Increasing numbers of British women are dieting during pregnancy, putting their children at risk of serious illness in later life, according to this article by Anita Chaudhuri. According to a study by Barker et al. for the Medical Research Council (MRC), pregnant women in Britain are dieting like never before, and the health implications are alarming. The findings indicated that four out of ten women eat a diet that is likely to deprive a child of essential nutrients.

Worried doctors opt for caesareans

The Observer of 23/10/04 features an unpublished Cambridge University survey which suggests that that fear of legal action is a major factor behind the rising number of caesarean sections performed during childbirth. The high rates of caesarean sections in the UK , which are up to 28 per cent of all births in some trusts, may have less to do with women choosing an operation, and more to do with doctors' anxieties about being sued. Two-thirds of obstetricians admitted that such anxieties influenced their decision.

However, the perception that patients are becoming more litigious is a myth not born out by the statistics, according to experts. The number of legal claims against NHS trusts actually fell by 20 per cent last year.

Baby sex link to domestic status (BBC News 20/10/04)

The living arrangements of parents at the time a baby is conceived may play a role in determining its sex, research suggests. A US study found parents who were married or living together before conception were slightly more likely to have a boy than those who were not. The study, by the US National Bureau of Economic Research, is based on data from 86,436 births. Details are published in Proceedings of The Royal Society.

Overall, the study found that 51.5% of babies born to couples living together at the time of conception were boys, compared to 49.9% among parents who were not.

Pregnant to be questioned on home violence (Independent 20/10/04)

Pregnant women are to be routinely asked by doctors and midwives if they have been beaten up by their partners in a new drive to tackle domestic violence. The move follows evidence that women are more vulnerable to domestic violence during pregnancy. Melanie Johnson, the Public Health minister, will announce plans today for questions to be put to women during their first NHS ante-natal visits.

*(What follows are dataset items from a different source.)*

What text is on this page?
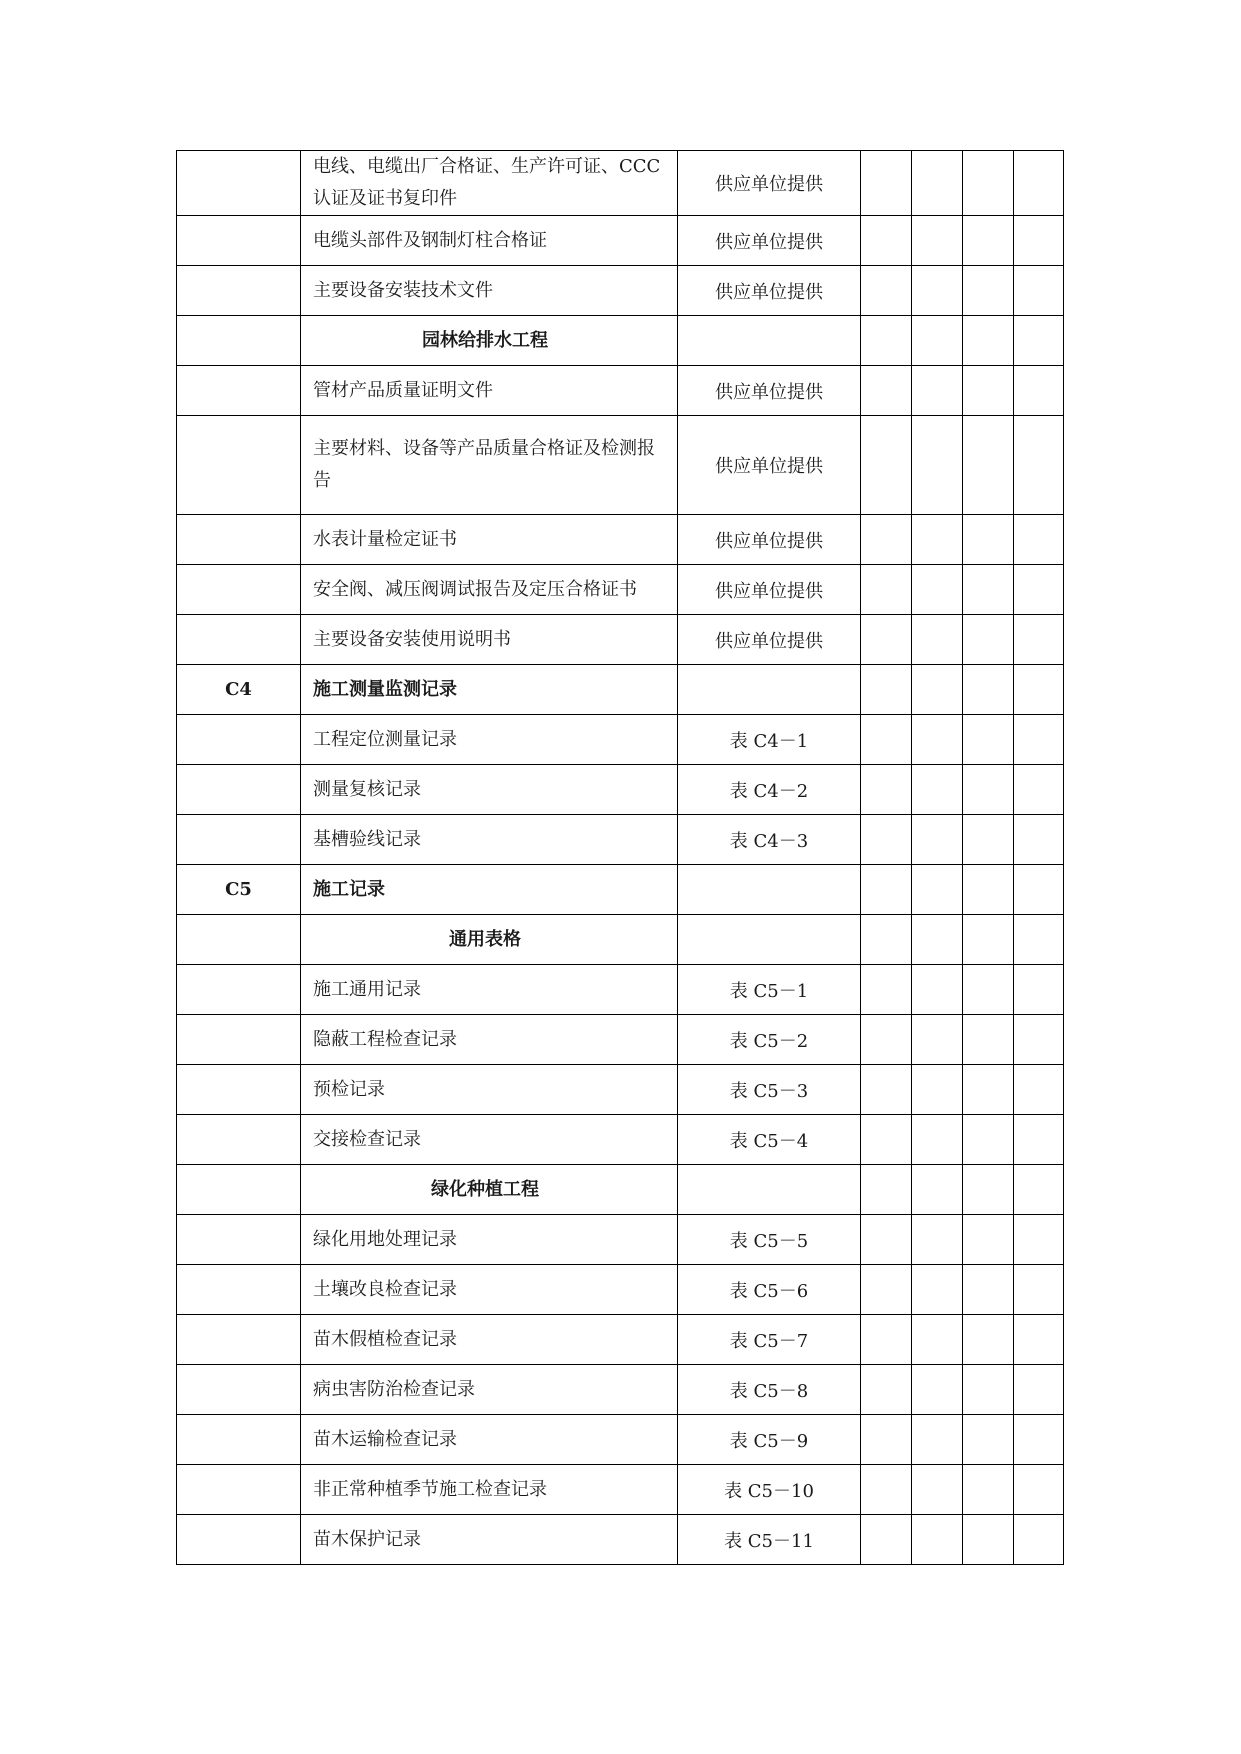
	电线、电缆出厂合格证、生产许可证、CCC认证及证书复印件	供应单位提供				
	电缆头部件及钢制灯柱合格证	供应单位提供				
	主要设备安装技术文件	供应单位提供				
	园林给排水工程					
	管材产品质量证明文件	供应单位提供				
	主要材料、设备等产品质量合格证及检测报告	供应单位提供				
	水表计量检定证书	供应单位提供				
	安全阀、减压阀调试报告及定压合格证书	供应单位提供				
	主要设备安装使用说明书	供应单位提供				
C4	施工测量监测记录					
	工程定位测量记录	表 C4－1				
	测量复核记录	表 C4－2				
	基槽验线记录	表 C4－3				
C5	施工记录					
	通用表格					
	施工通用记录	表 C5－1				
	隐蔽工程检查记录	表 C5－2				
	预检记录	表 C5－3				
	交接检查记录	表 C5－4				
	绿化种植工程					
	绿化用地处理记录	表 C5－5				
	土壤改良检查记录	表 C5－6				
	苗木假植检查记录	表 C5－7				
	病虫害防治检查记录	表 C5－8				
	苗木运输检查记录	表 C5－9				
	非正常种植季节施工检查记录	表 C5－10				
	苗木保护记录	表 C5－11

The initiative means that health service professionals will play a vital role in rooting out hidden domestic violence. At NHS appointments during the early stages of pregnancy, such as for foetal scans, they will inquire whether women are being abused. Sufferers will be referred to appropriate support and counselling services or the police if it emerges that they need protection or want charges to be pressed.

New Chief Nursing Officer appointed (DH 19/10/04)

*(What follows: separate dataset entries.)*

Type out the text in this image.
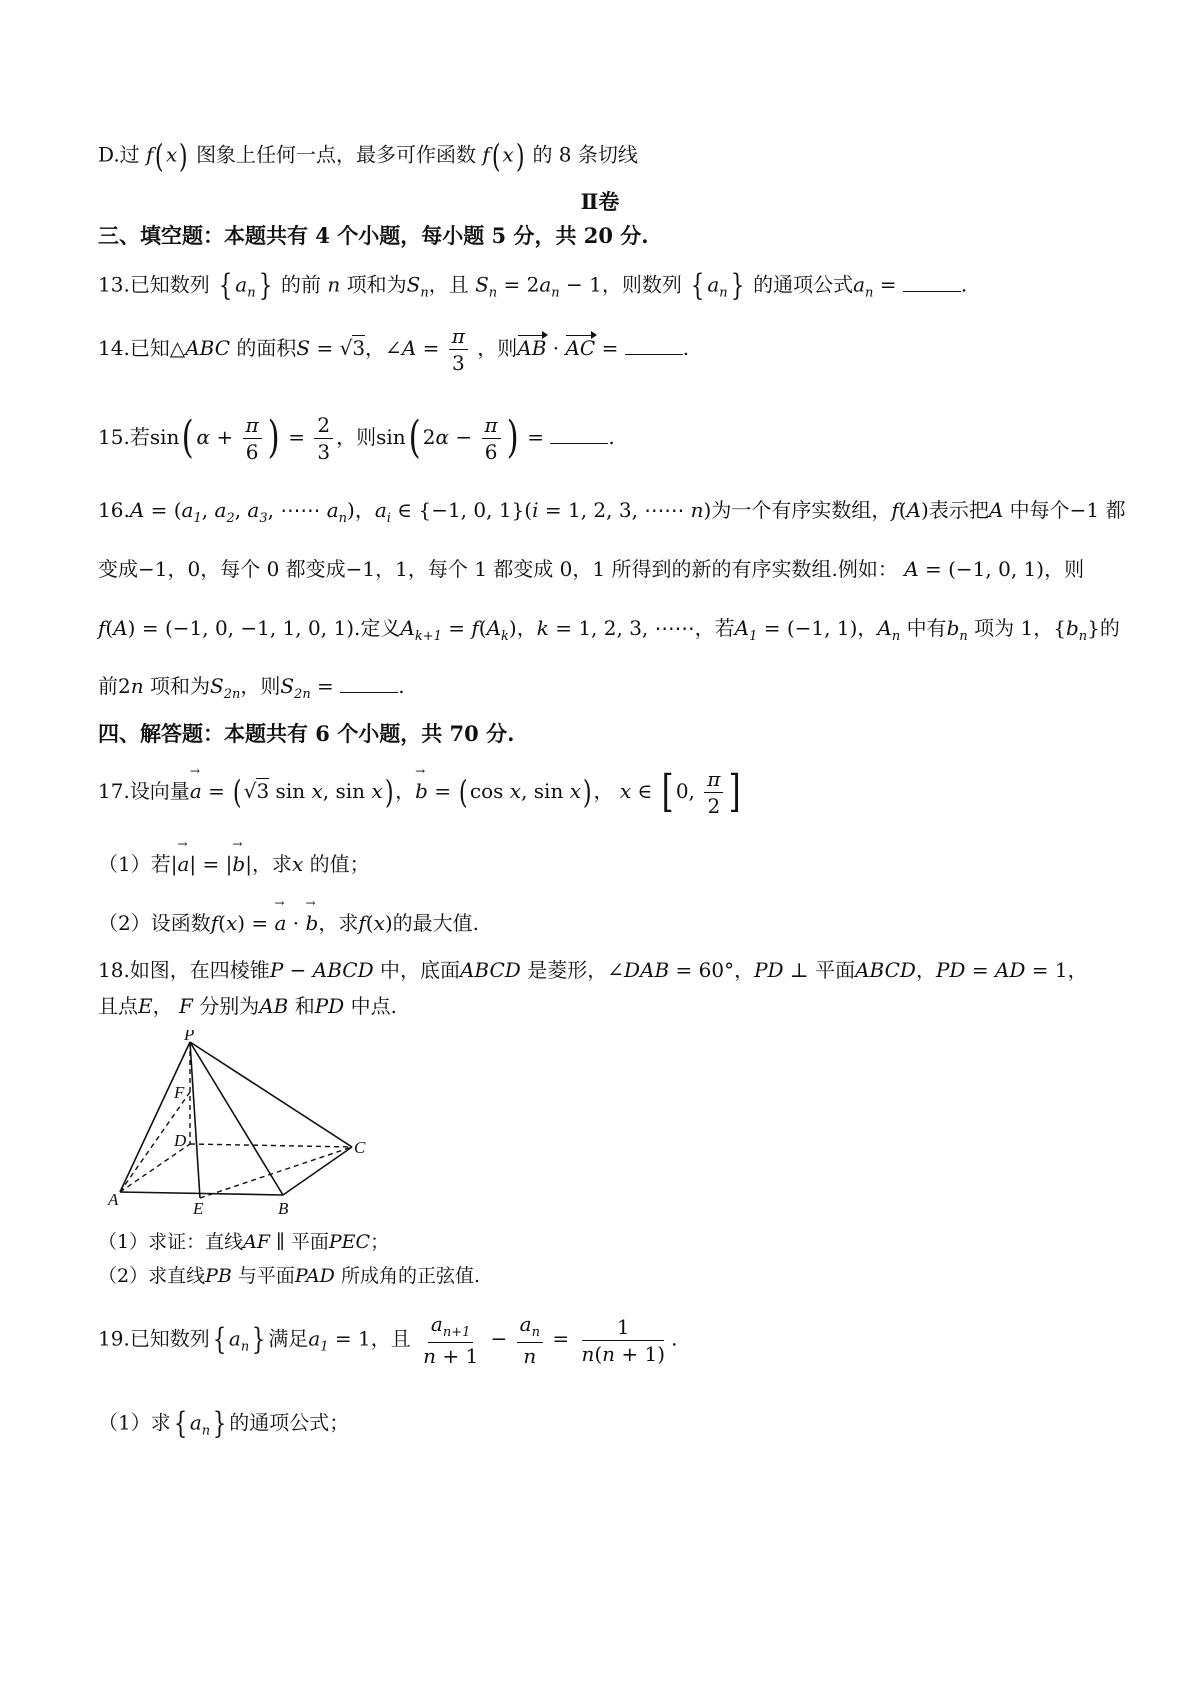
D.过 f(x) 图象上任何一点，最多可作函数 f(x) 的 8 条切线
Ⅱ卷
三、填空题：本题共有 4 个小题，每小题 5 分，共 20 分.
13.已知数列 { $a_n$} 的前 n 项和为$S_n$，且 $S_n = 2a_n - 1$，则数列 { $a_n$} 的通项公式$a_n$ =	.
14.已知△ABC 的面积S = √3，∠A = $\frac{\pi}{3}$ ，则AB · AC =	.
15.若sin( $\alpha + \frac{\pi}{6}$ ) = $\frac{2}{3}$ ，则sin( $2\alpha - \frac{\pi}{6}$ ) =	.
$16.A = (a_1$, $a_2$, $a_3$, ⋯⋯ $a_n$)，$a_i$ ∈ {−1, 0, 1}(i = 1, 2, 3, ⋯⋯ n)为一个有序实数组，f(A)表示把A 中每个−1 都
变成−1，0，每个 0 都变成−1，1，每个 1 都变成 0，1 所得到的新的有序实数组.例如： A = (−1, 0, 1)，则
f(A) = (−1, 0, −1, 1, 0, 1).定义$A_{k+1} = f(A_k)$，k = 1, 2, 3, ⋯⋯，若$A_1 = (-1$, 1)，$A_n$ 中有$b_n$ 项为 1，$\{b_n\}$的
前2n 项和为$S_{2n}$，则$S_{2n}$ =	.
四、解答题：本题共有 6 个小题，共 70 分.
17.设向量→ a = (√3 sin x, sin x)，→ b = (cos x, sin x)， x ∈ [ 0, $\frac{\pi}{2}$ ]
（1）若|→ a| = |→ b|，求x 的值；
（2）设函数f(x) = → a · → b，求f(x)的最大值.
18.如图，在四棱锥P − ABCD 中，底面ABCD 是菱形，∠DAB = 60°，PD ⊥ 平面ABCD，PD = AD = 1，
且点E， F 分别为AB 和PD 中点.
P
F
D	C
A	E	B
（1）求证：直线AF ∥ 平面PEC；
（2）求直线PB 与平面PAD 所成角的正弦值.
19.已知数列{ $a_n$} 满足$a_1 = 1$，且 $\frac{a_{n+1}}{n + 1} - \frac{a_n}{n} = \frac{1}{n(n + 1)}$ .
（1）求{ $a_n$} 的通项公式；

Health secretary John Reid has announced the appointment of Christine Beasley as England's new chief nursing officer.

For those of you who are not familiar with Christine Beasley she has held a wide range of nursing roles in hospitals and the community. Her most recent roles were as the NHS modernisation agency's Director of Partnership Development and then interim head of the agency.
On accepting the appointment Christine Beasley said that she was delighted to take up the post and was "looking forward to the challenge of ensuring all staff put hospital cleanliness and infection control at the top of the agenda".

The RCM welcomed this announcement, and said we are looking forward to working with the new chief nursing officer on a number of issues, including the extension of midwifery led care and further action to address the recruitment and retention of midwifes.

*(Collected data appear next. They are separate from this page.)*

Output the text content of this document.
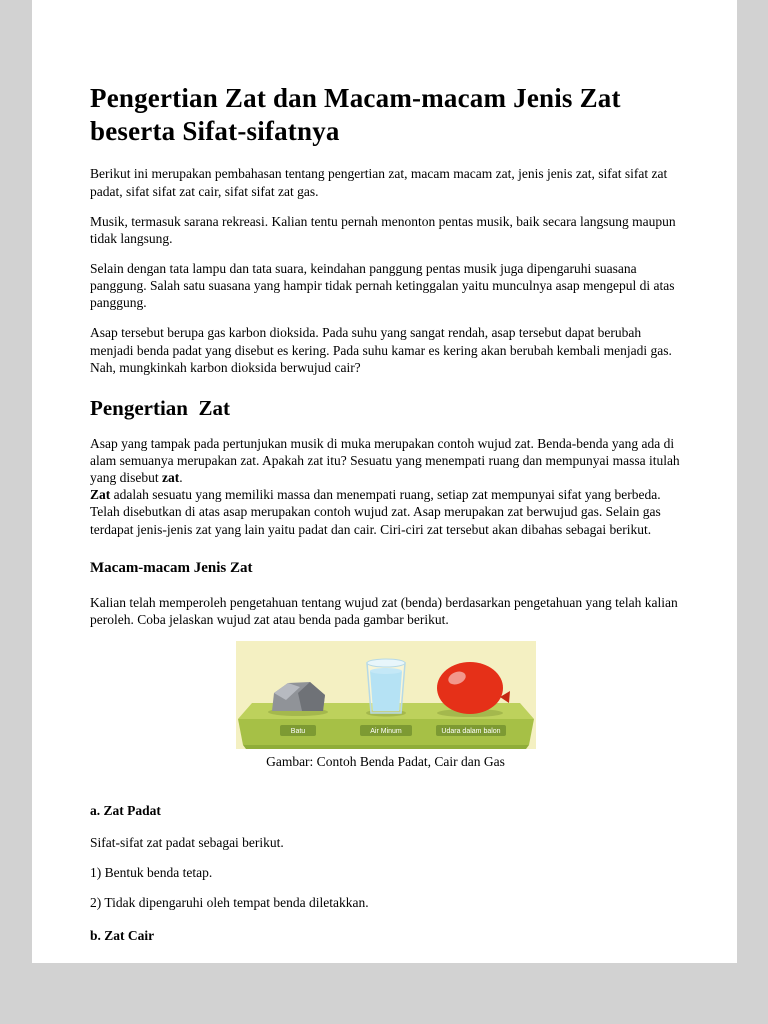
Pengertian Zat dan Macam-macam Jenis Zat beserta Sifat-sifatnya

Berikut ini merupakan pembahasan tentang pengertian zat, macam macam zat, jenis jenis zat, sifat sifat zat padat, sifat sifat zat cair, sifat sifat zat gas.

Musik, termasuk sarana rekreasi. Kalian tentu pernah menonton pentas musik, baik secara langsung maupun tidak langsung.

Selain dengan tata lampu dan tata suara, keindahan panggung pentas musik juga dipengaruhi suasana panggung. Salah satu suasana yang hampir tidak pernah ketinggalan yaitu munculnya asap mengepul di atas panggung.

Asap tersebut berupa gas karbon dioksida. Pada suhu yang sangat rendah, asap tersebut dapat berubah menjadi benda padat yang disebut es kering. Pada suhu kamar es kering akan berubah kembali menjadi gas. Nah, mungkinkah karbon dioksida berwujud cair?

Pengertian  Zat

Asap yang tampak pada pertunjukan musik di muka merupakan contoh wujud zat. Benda-benda yang ada di alam semuanya merupakan zat. Apakah zat itu? Sesuatu yang menempati ruang dan mempunyai massa itulah yang disebut zat.

Zat adalah sesuatu yang memiliki massa dan menempati ruang, setiap zat mempunyai sifat yang berbeda.

Telah disebutkan di atas asap merupakan contoh wujud zat. Asap merupakan zat berwujud gas. Selain gas terdapat jenis-jenis zat yang lain yaitu padat dan cair. Ciri-ciri zat tersebut akan dibahas sebagai berikut.

Macam-macam Jenis Zat

Kalian telah memperoleh pengetahuan tentang wujud zat (benda) berdasarkan pengetahuan yang telah kalian peroleh. Coba jelaskan wujud zat atau benda pada gambar berikut.

Batu	Air Minum	Udara dalam balon
Gambar: Contoh Benda Padat, Cair dan Gas
a. Zat Padat

Sifat-sifat zat padat sebagai berikut.

1) Bentuk benda tetap.

2) Tidak dipengaruhi oleh tempat benda diletakkan.

b. Zat Cair
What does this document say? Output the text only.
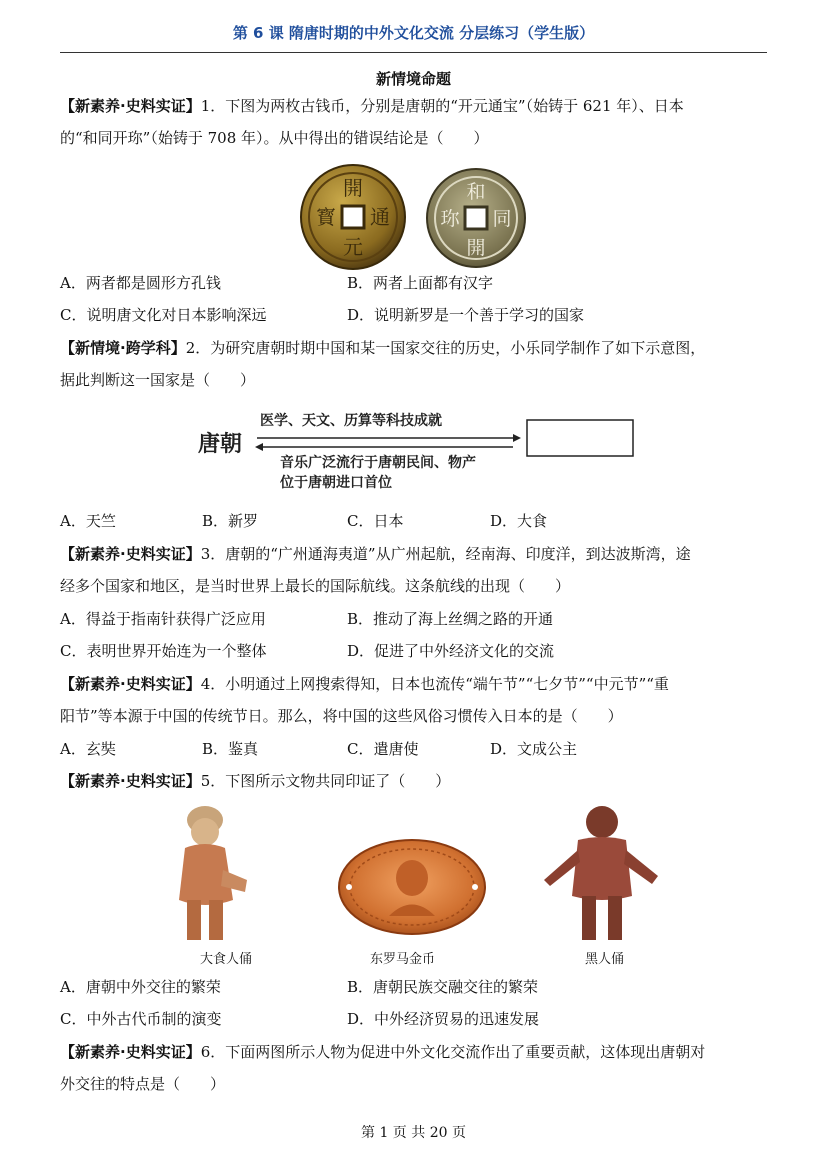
第 6 课 隋唐时期的中外文化交流 分层练习（学生版）
新情境命题
【新素养·史料实证】1．下图为两枚古钱币，分别是唐朝的“开元通宝”（始铸于 621 年）、日本
的“和同开珎”（始铸于 708 年）。从中得出的错误结论是（　　）
開
通
元
寳
和
同
開
珎
A．两者都是圆形方孔钱	B．两者上面都有汉字
C．说明唐文化对日本影响深远	D．说明新罗是一个善于学习的国家
【新情境·跨学科】2．为研究唐朝时期中国和某一国家交往的历史，小乐同学制作了如下示意图，
据此判断这一国家是（　　）
唐朝
医学、天文、历算等科技成就
音乐广泛流行于唐朝民间、物产
位于唐朝进口首位
A．天竺	B．新罗	C．日本	D．大食
【新素养·史料实证】3．唐朝的“广州通海夷道”从广州起航，经南海、印度洋，到达波斯湾，途
经多个国家和地区，是当时世界上最长的国际航线。这条航线的出现（　　）
A．得益于指南针获得广泛应用	B．推动了海上丝绸之路的开通
C．表明世界开始连为一个整体	D．促进了中外经济文化的交流
【新素养·史料实证】4．小明通过上网搜索得知，日本也流传“端午节”“七夕节”“中元节”“重
阳节”等本源于中国的传统节日。那么，将中国的这些风俗习惯传入日本的是（　　）
A．玄奘	B．鉴真	C．遣唐使	D．文成公主
【新素养·史料实证】5．下图所示文物共同印证了（　　）
大食人俑	东罗马金币	黑人俑
A．唐朝中外交往的繁荣	B．唐朝民族交融交往的繁荣
C．中外古代币制的演变	D．中外经济贸易的迅速发展
【新素养·史料实证】6．下面两图所示人物为促进中外文化交流作出了重要贡献，这体现出唐朝对
外交往的特点是（　　）
第 1 页 共 20 页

Risks of second caesarean studied (BBC News 19/10/04)

A study is being carried out to help women who have given birth by caesarean decide how to give birth the next time. The DiAMOND study - Decision Aids for Mode of Next Delivery - will question 600 pregnant mothers in Bristol, Somerset and Dundee. Researchers have developed two different methods of giving women information on the risks and benefits of natural and repeat caesarean. They will be compared to women who are given standard information. The joint Bristol and Dundee University study will measure if the new methods either prompt women to take a second caesarean or opt for natural birth.

Aerosols 'harm mother and baby'

A paper by Farrow et al., Farrow A, Taylor H, Northstone K, Golding J, Symptoms in mothers and infants and use of aerosols and air fresheners, has just been published in the journal Archives of Environmental Health. It is part of the ALSPAC 'Children of the 90s' study in Bristol. The work is featured on the BBC News and IC Wales web sites. Air fresheners and aerosols used in the home can cause diarrhea and earache in youngsters and depression in their mothers, according to the researchers.